The Barbizon; The Hotel That Set Women Free by Paulina Bren; Simon & Schuster, 2021. 321 pages; $27.00 (hardcover); reading level: adult.

This book is equal parts fascinating and flawed. Bren tells the story of New York City’s Barbizon, a women-only hotel that opened in 1928 and didn’t admit its first male guest until 1981. There were other hotels for women in the city over those years, but the Barbizon offered culture and glamour along with a safe haven for single women seeking to widen their horizons, reimagine their futures, and escape from the cramped expectations of the cities and towns across the country from which they’d made their escape. The Barbizon provided short- and long-term housing for carefully vetted walk-in guests, for Mademoiselle Magazine’s college-aged guest editors, for elite students enrolled at the Katharine Gibbs Secretarial School, and for models employed by the Powers and Ford agencies among others. Bren’s story of the hotel itself quickly widens to include the story of Mademoiselle and its guest editors (Sylvia Plath and Joan Didion among them), the women’s rights movement, and the historical backdrop from the Roaring 20s through the Great Depression, World War II, and the “good” 1950s, a decade so fraught with contradictions that it spawned the feminist revolt of the 60s and 70s. If it sounds like a lot, it is.

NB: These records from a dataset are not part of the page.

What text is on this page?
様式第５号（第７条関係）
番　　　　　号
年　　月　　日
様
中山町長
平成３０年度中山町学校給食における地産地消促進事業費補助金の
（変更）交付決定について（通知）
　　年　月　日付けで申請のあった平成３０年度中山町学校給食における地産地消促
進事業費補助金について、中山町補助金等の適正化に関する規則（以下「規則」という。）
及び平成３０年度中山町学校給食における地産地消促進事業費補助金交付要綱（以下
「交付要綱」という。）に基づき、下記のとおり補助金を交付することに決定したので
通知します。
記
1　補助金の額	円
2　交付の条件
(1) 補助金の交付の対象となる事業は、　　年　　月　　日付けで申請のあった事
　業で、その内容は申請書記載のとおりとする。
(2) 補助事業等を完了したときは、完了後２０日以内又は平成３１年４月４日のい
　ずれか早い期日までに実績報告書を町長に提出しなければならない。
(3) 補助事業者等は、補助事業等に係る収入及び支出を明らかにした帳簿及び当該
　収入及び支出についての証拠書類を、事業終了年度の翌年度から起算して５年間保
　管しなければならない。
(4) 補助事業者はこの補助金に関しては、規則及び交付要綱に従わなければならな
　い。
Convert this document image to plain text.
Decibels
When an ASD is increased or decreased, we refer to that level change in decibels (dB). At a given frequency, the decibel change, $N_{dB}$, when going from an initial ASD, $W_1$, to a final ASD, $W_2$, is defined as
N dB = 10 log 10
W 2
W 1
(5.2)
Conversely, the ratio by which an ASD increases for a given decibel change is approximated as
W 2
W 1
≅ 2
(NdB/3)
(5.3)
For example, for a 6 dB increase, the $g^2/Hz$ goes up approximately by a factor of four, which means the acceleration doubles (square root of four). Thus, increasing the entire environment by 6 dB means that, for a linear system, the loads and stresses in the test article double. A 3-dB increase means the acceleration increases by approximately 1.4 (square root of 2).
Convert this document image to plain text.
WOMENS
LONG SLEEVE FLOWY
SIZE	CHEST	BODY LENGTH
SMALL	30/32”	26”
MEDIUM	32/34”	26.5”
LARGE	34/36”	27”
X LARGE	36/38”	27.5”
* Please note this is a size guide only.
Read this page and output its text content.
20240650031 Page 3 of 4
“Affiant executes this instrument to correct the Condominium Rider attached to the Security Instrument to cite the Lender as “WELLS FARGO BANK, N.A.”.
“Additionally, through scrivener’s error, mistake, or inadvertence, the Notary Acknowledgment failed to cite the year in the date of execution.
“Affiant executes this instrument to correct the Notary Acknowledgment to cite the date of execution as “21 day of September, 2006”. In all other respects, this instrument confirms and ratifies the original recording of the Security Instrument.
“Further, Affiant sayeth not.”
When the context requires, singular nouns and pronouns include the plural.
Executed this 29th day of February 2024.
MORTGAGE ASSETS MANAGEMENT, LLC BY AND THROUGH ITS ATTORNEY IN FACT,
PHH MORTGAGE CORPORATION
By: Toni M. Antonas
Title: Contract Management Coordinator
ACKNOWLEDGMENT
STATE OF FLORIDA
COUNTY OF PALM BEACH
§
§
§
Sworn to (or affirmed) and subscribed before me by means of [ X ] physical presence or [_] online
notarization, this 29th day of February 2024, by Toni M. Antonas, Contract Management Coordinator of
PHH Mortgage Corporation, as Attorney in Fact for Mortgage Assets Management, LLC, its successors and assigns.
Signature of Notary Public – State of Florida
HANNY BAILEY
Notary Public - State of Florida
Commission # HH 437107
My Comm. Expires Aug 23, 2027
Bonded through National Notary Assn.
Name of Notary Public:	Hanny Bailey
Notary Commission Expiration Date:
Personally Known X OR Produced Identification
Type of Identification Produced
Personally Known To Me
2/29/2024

Instead of supporting the thesis proposed in the subtitle, material such as the extended coverage of Mademoiselle and its Guest Editors (Sylvia Plath in particular) diverts attention from the main point the author is attempting to drive home. Still, this book is worth the read. If her story of the hotel itself is thin, Bren does manage to chronicle the 40-year period that connects first- and second-wave feminism.